Enhanced AI methods for cheque book scam prevention using block chain and multi-component attention graph convolutional networks
摘要
Financial fraud, particularly cheque fraud, presents a major challenge to banking security, necessitating advanced detection and prevention mechanisms. Traditional systems often struggle to efficiently manage and authenticate large volumes of transactional data, leading to delays and inaccuracies. To address these limitations, this study proposes a novel framework, AI-MCAGCN-B-DIFCS, which integrates a Multi-Component Attention Graph Convolutional Neural Network (MCAGCN) with blockchain technology for secure and precise fraud detection. Transactional data are sourced from the World Bank Financial Sector Data for trend analysis and the IEEE-CIS Fraud Detection Datasetfor time-stamped, real-time cheque simulations. The structure it makes use of a Fair Proof-of-Reputation (PoR) blockchain consensus mechanism to authenticate cheque transactions, ensuring tamper-proof, transparent, and reliable data recording across domestic and international financial institutions. Once validated, cheque data are analyzed using the MCAGCN model, which leverages graph-based structures and attention mechanisms to capture complex relationships, patterns, and anomalies within the transactions, enabling accurate differentiation between legitimate and fraudulent cheques.
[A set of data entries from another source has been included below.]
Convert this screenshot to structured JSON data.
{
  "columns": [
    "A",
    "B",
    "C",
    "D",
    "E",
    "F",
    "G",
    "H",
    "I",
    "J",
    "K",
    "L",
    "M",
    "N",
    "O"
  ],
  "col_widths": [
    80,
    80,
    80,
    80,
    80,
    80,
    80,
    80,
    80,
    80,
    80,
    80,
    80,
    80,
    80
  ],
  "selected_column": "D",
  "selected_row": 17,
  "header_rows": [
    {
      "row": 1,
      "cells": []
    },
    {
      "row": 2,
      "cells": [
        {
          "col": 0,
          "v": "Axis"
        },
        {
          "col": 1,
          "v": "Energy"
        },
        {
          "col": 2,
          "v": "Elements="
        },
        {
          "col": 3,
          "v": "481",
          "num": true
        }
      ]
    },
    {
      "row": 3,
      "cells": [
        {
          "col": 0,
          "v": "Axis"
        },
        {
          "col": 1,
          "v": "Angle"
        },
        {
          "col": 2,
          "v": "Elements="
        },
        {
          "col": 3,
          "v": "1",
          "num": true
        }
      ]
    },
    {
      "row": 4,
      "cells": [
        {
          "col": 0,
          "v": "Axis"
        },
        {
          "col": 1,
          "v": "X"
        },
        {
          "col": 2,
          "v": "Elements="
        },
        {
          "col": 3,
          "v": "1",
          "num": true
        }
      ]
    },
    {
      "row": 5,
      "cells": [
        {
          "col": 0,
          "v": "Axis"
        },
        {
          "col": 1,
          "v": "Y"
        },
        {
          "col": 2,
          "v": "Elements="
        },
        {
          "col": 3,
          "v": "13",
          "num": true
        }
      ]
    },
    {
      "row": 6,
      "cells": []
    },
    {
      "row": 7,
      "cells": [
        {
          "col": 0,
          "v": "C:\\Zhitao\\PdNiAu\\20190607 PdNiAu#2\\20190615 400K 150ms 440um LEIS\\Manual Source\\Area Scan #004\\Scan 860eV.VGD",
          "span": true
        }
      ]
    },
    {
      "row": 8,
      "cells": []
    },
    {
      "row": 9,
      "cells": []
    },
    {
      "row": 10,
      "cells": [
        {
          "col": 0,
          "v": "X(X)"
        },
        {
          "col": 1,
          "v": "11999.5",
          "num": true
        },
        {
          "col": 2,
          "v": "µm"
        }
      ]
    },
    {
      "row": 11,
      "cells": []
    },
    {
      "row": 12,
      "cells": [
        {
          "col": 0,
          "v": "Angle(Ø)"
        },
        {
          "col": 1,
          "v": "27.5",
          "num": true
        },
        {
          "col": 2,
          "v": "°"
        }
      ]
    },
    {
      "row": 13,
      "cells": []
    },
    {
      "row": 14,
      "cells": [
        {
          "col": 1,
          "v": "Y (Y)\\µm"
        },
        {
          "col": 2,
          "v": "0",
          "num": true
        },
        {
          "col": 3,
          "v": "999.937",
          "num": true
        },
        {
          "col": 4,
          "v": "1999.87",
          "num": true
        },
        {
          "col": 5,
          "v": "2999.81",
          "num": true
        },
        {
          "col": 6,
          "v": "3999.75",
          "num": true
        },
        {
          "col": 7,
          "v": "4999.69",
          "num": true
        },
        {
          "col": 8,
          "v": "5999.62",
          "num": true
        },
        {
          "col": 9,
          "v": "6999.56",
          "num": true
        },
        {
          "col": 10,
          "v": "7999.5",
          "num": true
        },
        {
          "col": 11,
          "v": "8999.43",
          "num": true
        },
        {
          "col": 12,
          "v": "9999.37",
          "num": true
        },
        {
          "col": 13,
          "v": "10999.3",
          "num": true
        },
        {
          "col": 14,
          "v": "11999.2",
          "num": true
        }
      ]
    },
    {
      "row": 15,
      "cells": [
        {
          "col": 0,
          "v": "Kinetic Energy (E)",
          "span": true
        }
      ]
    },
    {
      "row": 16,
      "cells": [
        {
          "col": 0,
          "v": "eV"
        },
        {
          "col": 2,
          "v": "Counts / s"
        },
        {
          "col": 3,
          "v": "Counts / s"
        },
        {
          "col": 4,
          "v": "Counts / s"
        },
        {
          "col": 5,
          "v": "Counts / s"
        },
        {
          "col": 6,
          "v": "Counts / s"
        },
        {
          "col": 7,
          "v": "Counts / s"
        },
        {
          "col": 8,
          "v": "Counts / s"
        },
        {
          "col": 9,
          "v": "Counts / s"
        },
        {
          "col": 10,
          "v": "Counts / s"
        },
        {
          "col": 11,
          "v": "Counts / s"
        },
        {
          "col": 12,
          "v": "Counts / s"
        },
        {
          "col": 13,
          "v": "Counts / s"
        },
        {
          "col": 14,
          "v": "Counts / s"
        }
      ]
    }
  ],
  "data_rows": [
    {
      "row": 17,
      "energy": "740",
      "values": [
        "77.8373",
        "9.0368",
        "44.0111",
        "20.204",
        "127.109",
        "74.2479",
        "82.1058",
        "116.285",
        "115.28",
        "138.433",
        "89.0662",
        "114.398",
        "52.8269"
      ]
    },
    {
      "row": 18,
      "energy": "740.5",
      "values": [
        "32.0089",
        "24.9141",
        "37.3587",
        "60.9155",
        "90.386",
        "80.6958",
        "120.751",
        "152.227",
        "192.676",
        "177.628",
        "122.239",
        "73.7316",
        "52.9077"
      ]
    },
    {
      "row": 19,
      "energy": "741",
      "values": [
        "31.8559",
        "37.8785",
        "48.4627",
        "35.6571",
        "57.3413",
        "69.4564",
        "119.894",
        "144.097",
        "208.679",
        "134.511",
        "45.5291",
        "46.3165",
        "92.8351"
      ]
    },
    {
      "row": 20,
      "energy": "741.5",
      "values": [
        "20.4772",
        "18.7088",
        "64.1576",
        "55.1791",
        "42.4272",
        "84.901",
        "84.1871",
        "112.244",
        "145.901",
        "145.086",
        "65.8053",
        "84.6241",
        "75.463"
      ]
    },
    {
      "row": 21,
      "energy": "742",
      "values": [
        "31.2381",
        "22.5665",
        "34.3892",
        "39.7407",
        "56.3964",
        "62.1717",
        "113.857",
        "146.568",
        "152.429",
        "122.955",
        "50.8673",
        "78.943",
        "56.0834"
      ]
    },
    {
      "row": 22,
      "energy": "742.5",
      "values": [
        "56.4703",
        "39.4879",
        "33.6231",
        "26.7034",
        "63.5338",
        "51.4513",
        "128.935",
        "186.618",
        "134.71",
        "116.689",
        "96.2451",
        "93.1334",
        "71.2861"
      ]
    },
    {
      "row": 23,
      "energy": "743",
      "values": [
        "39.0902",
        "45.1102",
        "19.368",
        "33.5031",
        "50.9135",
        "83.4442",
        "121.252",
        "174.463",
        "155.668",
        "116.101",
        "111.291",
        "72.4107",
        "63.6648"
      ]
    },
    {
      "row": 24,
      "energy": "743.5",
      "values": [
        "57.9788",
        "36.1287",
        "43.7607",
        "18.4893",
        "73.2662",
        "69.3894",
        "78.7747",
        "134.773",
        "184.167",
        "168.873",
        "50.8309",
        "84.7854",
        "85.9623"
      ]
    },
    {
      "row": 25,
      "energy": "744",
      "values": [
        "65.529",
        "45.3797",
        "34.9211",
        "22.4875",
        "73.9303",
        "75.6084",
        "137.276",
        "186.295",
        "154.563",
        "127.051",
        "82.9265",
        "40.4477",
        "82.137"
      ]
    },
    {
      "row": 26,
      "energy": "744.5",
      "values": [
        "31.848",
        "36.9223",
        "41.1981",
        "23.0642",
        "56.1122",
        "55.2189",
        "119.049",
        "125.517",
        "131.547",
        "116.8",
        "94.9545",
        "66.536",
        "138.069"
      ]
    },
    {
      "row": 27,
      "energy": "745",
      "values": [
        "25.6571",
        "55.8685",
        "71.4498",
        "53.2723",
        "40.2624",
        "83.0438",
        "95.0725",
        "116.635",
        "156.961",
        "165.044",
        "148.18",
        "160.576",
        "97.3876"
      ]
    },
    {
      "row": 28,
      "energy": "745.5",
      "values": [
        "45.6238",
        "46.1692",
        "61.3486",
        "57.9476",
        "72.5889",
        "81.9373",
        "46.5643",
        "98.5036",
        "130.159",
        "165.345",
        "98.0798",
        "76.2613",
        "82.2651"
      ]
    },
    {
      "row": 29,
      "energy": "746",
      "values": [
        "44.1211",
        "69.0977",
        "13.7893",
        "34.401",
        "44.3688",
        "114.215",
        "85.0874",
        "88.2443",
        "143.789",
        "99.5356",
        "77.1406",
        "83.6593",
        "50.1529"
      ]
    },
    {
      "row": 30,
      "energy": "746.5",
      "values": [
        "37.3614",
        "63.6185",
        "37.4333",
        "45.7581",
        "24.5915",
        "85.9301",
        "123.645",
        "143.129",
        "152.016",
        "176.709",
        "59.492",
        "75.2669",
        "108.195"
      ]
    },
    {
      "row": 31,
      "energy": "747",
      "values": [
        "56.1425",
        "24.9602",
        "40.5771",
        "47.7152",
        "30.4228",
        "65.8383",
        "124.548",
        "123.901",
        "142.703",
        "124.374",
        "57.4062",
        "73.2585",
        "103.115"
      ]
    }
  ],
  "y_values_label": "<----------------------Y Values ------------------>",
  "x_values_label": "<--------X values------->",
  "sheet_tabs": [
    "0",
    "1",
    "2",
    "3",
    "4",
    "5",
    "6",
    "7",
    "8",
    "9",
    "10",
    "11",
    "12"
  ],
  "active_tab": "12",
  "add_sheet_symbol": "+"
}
The Red-Billed Blue Magpie Optimizer (RBMO) is utilized to fine-tune model parameters, enhancing both predictive accuracy and computational efficiency. Implementation in Python demonstrates the framework’s effectiveness, achieving superior performance compared to conventional models such as ANN, RNN, and CNN. Specifically, the AI-MCAGCN-B-DIFCS model shows 29–30% higher accuracy and 17–36% reduced computation time, along with improvements in precision, recall, F1-score, RMSE, and specificity. These results highlight the combined advantages of AI-based graph learning and blockchain integration, providing a robust, transparent, and scalable solution for real-time cheque fraud detection and prevention in modern banking environments.